Enfin, ça c'était avant, au temps de l'amour romantique, car aujourd'hui la difficulté d’aimer, de pouvoir dire si l’on aime ou non, devient une caractéristique de notre modernité émotionnelle.

Notre idéal moderne de liberté sexuelle et affective a pour prix une grande incertitude affective. "L'expression des idéologies contemporaines de la liberté, des technologies du choix et du capitalisme de consommation avancé*, .../...l'abondance des liens sociaux contemporains ont pour corollaire une grande instabilité de ces  liens. Instabilité qui se transforme en incertitude quand elle s’immisce dans la sphère affective. Ajoutons à cela l'idéologie du choix individuel, les principes de compétition et d'accumulation, et on obtient le choix amoureux d'aujourd'hui, résultat de l'institutionnalisation de l'autonomie, par laquelle on exerce sa subjectivité". 
Il faut lire à ce sujet "La fin de l'amour", ouvrage dans lequel  Eva Ilouz explique que nous sommes prisonniers et acteurs d'un système libéral basé sur la valorisation de soi et l'évaluation du partenaire. Depuis la révolution sexuelle des 60's le corps et la sexualité sont devenus des sources de certitude et les sentiments des sources d'anxiété. Sous l'égide de la liberté sexuelle les relations de couple ont pris la forme d'un marché. Le détachement affectif et l'absence d'attentes procure un sentiment de puissance, d'autonomie et de pouvoir. Au nom de la liberté, de l'indépendance et de la réalisation personnelle nous sommes conduits à des choix négatifs qui visent à éviter tout engagement ou tout attachement dans nos relations. La liberté de commencer une relation implique en contrepartie la liberté de s'en défaire, au risque d'une dévaluation de l'estime que nous avons de nous même. 

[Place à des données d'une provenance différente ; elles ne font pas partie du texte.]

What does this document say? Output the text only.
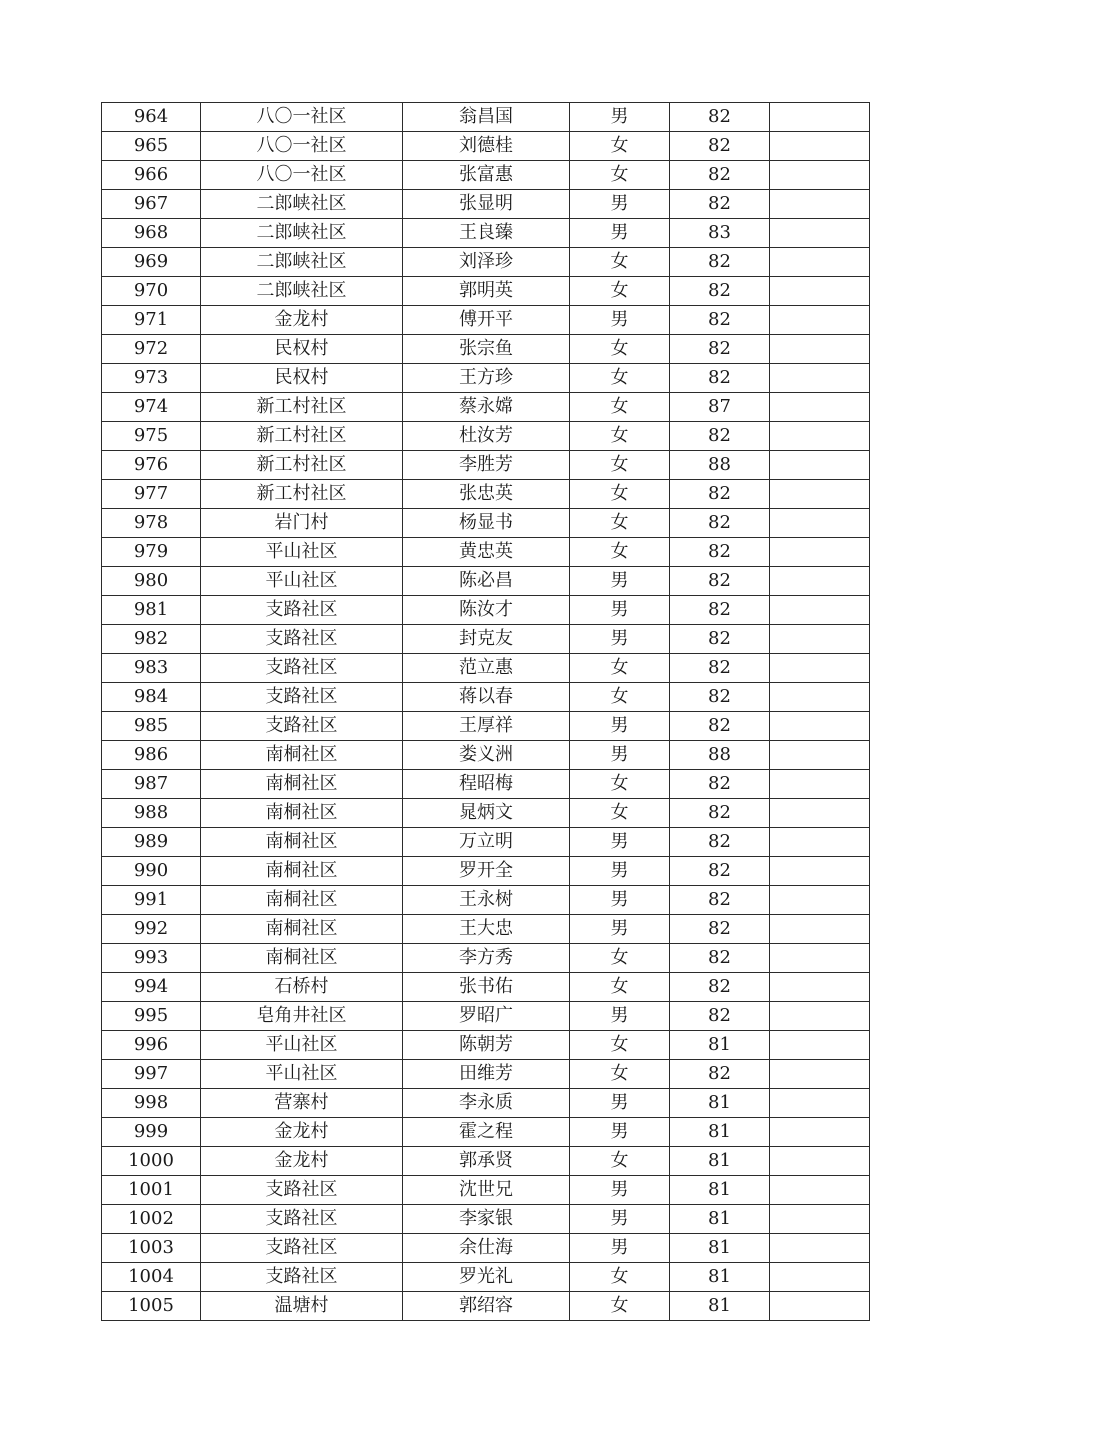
964	八〇一社区	翁昌国	男	82	
965	八〇一社区	刘德桂	女	82	
966	八〇一社区	张富惠	女	82	
967	二郎峡社区	张显明	男	82	
968	二郎峡社区	王良臻	男	83	
969	二郎峡社区	刘泽珍	女	82	
970	二郎峡社区	郭明英	女	82	
971	金龙村	傅开平	男	82	
972	民权村	张宗鱼	女	82	
973	民权村	王方珍	女	82	
974	新工村社区	蔡永嫦	女	87	
975	新工村社区	杜汝芳	女	82	
976	新工村社区	李胜芳	女	88	
977	新工村社区	张忠英	女	82	
978	岩门村	杨显书	女	82	
979	平山社区	黄忠英	女	82	
980	平山社区	陈必昌	男	82	
981	支路社区	陈汝才	男	82	
982	支路社区	封克友	男	82	
983	支路社区	范立惠	女	82	
984	支路社区	蒋以春	女	82	
985	支路社区	王厚祥	男	82	
986	南桐社区	娄义洲	男	88	
987	南桐社区	程昭梅	女	82	
988	南桐社区	晁炳文	女	82	
989	南桐社区	万立明	男	82	
990	南桐社区	罗开全	男	82	
991	南桐社区	王永树	男	82	
992	南桐社区	王大忠	男	82	
993	南桐社区	李方秀	女	82	
994	石桥村	张书佑	女	82	
995	皂角井社区	罗昭广	男	82	
996	平山社区	陈朝芳	女	81	
997	平山社区	田维芳	女	82	
998	营寨村	李永质	男	81	
999	金龙村	霍之程	男	81	
1000	金龙村	郭承贤	女	81	
1001	支路社区	沈世兄	男	81	
1002	支路社区	李家银	男	81	
1003	支路社区	余仕海	男	81	
1004	支路社区	罗光礼	女	81	
1005	温塘村	郭绍容	女	81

Les rencontres sexuelles organisées comme un marché sont vécues comme un choix mais aussi une incertitude. Cette forme de marché crée une incertitude affective et cognitive diffuse que vient réparer l'industrie psycho-sociale du coaching et du développement personnel.

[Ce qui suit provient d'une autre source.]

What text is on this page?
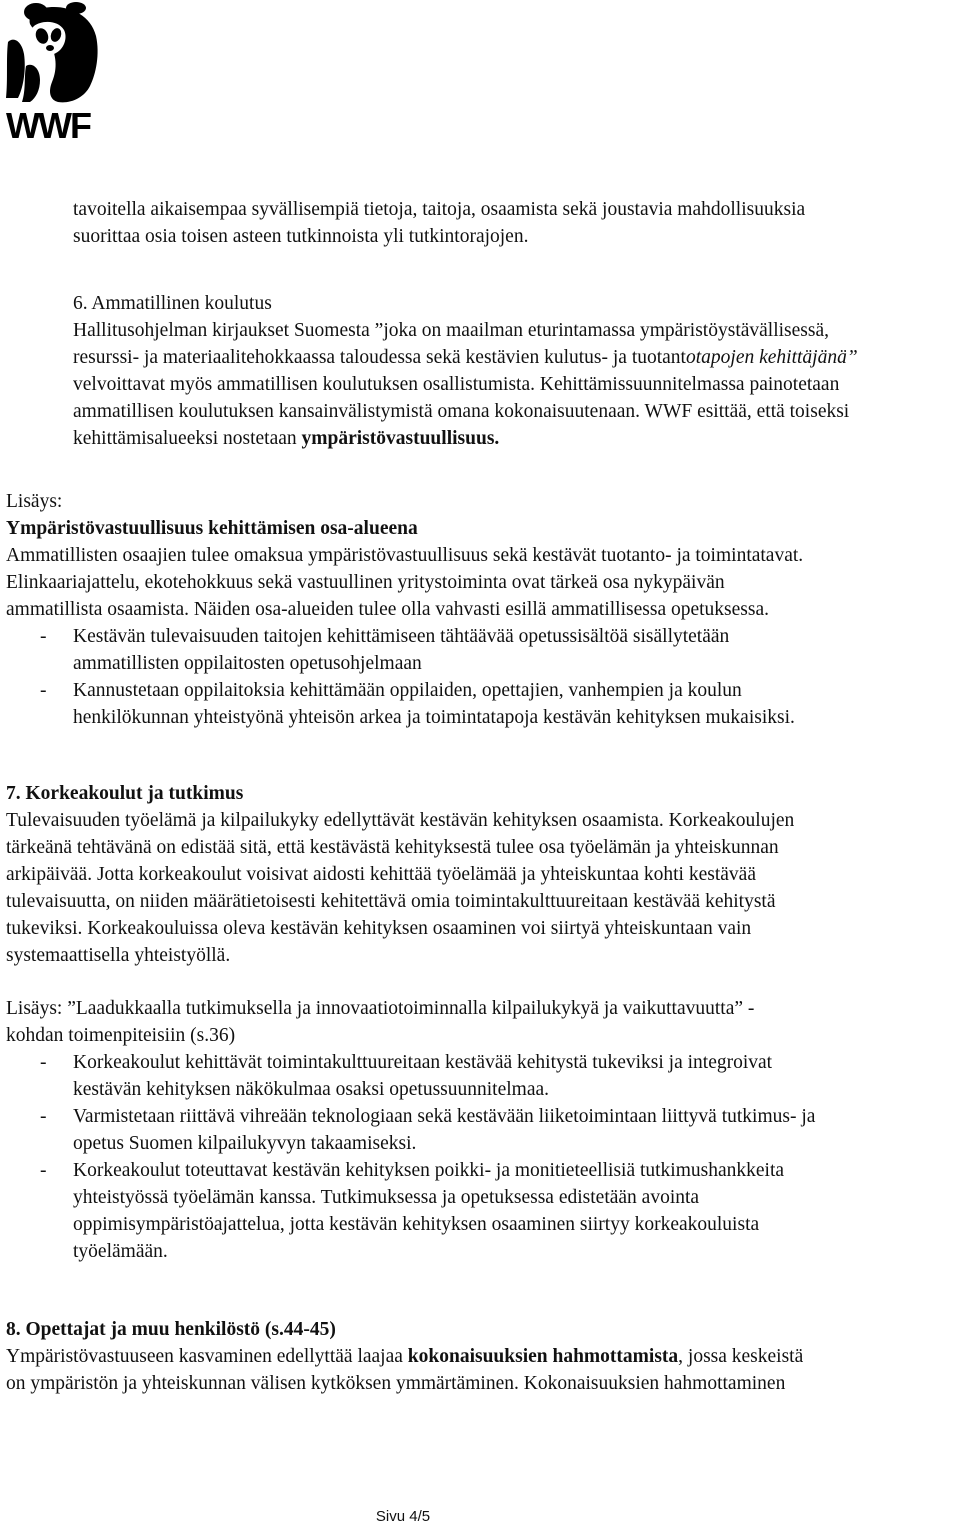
WWF
tavoitella aikaisempaa syvällisempiä tietoja, taitoja, osaamista sekä joustavia mahdollisuuksia
suorittaa osia toisen asteen tutkinnoista yli tutkintorajojen.
6. Ammatillinen koulutus
Hallitusohjelman kirjaukset Suomesta ”joka on maailman eturintamassa ympäristöystävällisessä,
resurssi- ja materiaalitehokkaassa taloudessa sekä kestävien kulutus- ja tuotantotapojen kehittäjänä”
velvoittavat myös ammatillisen koulutuksen osallistumista. Kehittämissuunnitelmassa painotetaan
ammatillisen koulutuksen kansainvälistymistä omana kokonaisuutenaan. WWF esittää, että toiseksi
kehittämisalueeksi nostetaan ympäristövastuullisuus.
Lisäys:
Ympäristövastuullisuus kehittämisen osa-alueena
Ammatillisten osaajien tulee omaksua ympäristövastuullisuus sekä kestävät tuotanto- ja toimintatavat.
Elinkaariajattelu, ekotehokkuus sekä vastuullinen yritystoiminta ovat tärkeä osa nykypäivän
ammatillista osaamista. Näiden osa-alueiden tulee olla vahvasti esillä ammatillisessa opetuksessa.
- Kestävän tulevaisuuden taitojen kehittämiseen tähtäävää opetussisältöä sisällytetään
ammatillisten oppilaitosten opetusohjelmaan
- Kannustetaan oppilaitoksia kehittämään oppilaiden, opettajien, vanhempien ja koulun
henkilökunnan yhteistyönä yhteisön arkea ja toimintatapoja kestävän kehityksen mukaisiksi.
7. Korkeakoulut ja tutkimus
Tulevaisuuden työelämä ja kilpailukyky edellyttävät kestävän kehityksen osaamista. Korkeakoulujen
tärkeänä tehtävänä on edistää sitä, että kestävästä kehityksestä tulee osa työelämän ja yhteiskunnan
arkipäivää. Jotta korkeakoulut voisivat aidosti kehittää työelämää ja yhteiskuntaa kohti kestävää
tulevaisuutta, on niiden määrätietoisesti kehitettävä omia toimintakulttuureitaan kestävää kehitystä
tukeviksi. Korkeakouluissa oleva kestävän kehityksen osaaminen voi siirtyä yhteiskuntaan vain
systemaattisella yhteistyöllä.
Lisäys: ”Laadukkaalla tutkimuksella ja innovaatiotoiminnalla kilpailukykyä ja vaikuttavuutta” -
kohdan toimenpiteisiin (s.36)
- Korkeakoulut kehittävät toimintakulttuureitaan kestävää kehitystä tukeviksi ja integroivat
kestävän kehityksen näkökulmaa osaksi opetussuunnitelmaa.
- Varmistetaan riittävä vihreään teknologiaan sekä kestävään liiketoimintaan liittyvä tutkimus- ja
opetus Suomen kilpailukyvyn takaamiseksi.
- Korkeakoulut toteuttavat kestävän kehityksen poikki- ja monitieteellisiä tutkimushankkeita
yhteistyössä työelämän kanssa. Tutkimuksessa ja opetuksessa edistetään avointa
oppimisympäristöajattelua, jotta kestävän kehityksen osaaminen siirtyy korkeakouluista
työelämään.
8. Opettajat ja muu henkilöstö (s.44-45)
Ympäristövastuuseen kasvaminen edellyttää laajaa kokonaisuuksien hahmottamista, jossa keskeistä
on ympäristön ja yhteiskunnan välisen kytköksen ymmärtäminen. Kokonaisuuksien hahmottaminen
Sivu 4/5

Chapitre 3. Amour, symbiose, altruisme, coopération : pourquoi aimer ?

Dans toute situation, trois attitudes sont possibles: fuir, affronter ou coopérer.
Quand on cohabite, quand on partage, on peut s'affronter ou s'unir pour coopérer. Coopérer c'est être et faire ensemble. Etre ensemble, c'est parfois aimer. Mais pourquoi aimer ?
Est-ce pour régler la dette d'amour qu'on a reçue des autres ? 
Pour être plus forts ensemble (coopérer) 
ou encore pour être Plus ensemble ? (altruisme). Vous sentez vous plutôt symbiose ou plutôt osmose ? On s'entraide ou on fusionne ? Aimer : pour être ou pour faire ?

L'altruisme réciproque dans le cadre de la biologie de l'évolution caractérise une coopération altruiste entre deux organismes, reposant sur l'aide proposée à perte et sans condition par chacun des organismes, et créant un bénéfice commun.
Les logiques de l'altruisme réciproque se distinguent de l'échange mutuellement consenti par le fait qu'il ne peut être amorcé que par un don à perte, sans recherche de contrôle de la situation. Des mécanismes de régulation sont identifiés, le plus évident étant qu'un geste altruiste qui coûte trop -en l'absence de bénéfice- finit par disparaître.

Qu'il soit romantique,  moderne, ou même altruiste réciproque l'amour nous construit et nous tient tout au long de la vie. L'amour c'est tout ce qui nous reste à la fin.  Aimer, c'est faire exister.  Et je dis merci pour tout l'amour que j'ai reçu.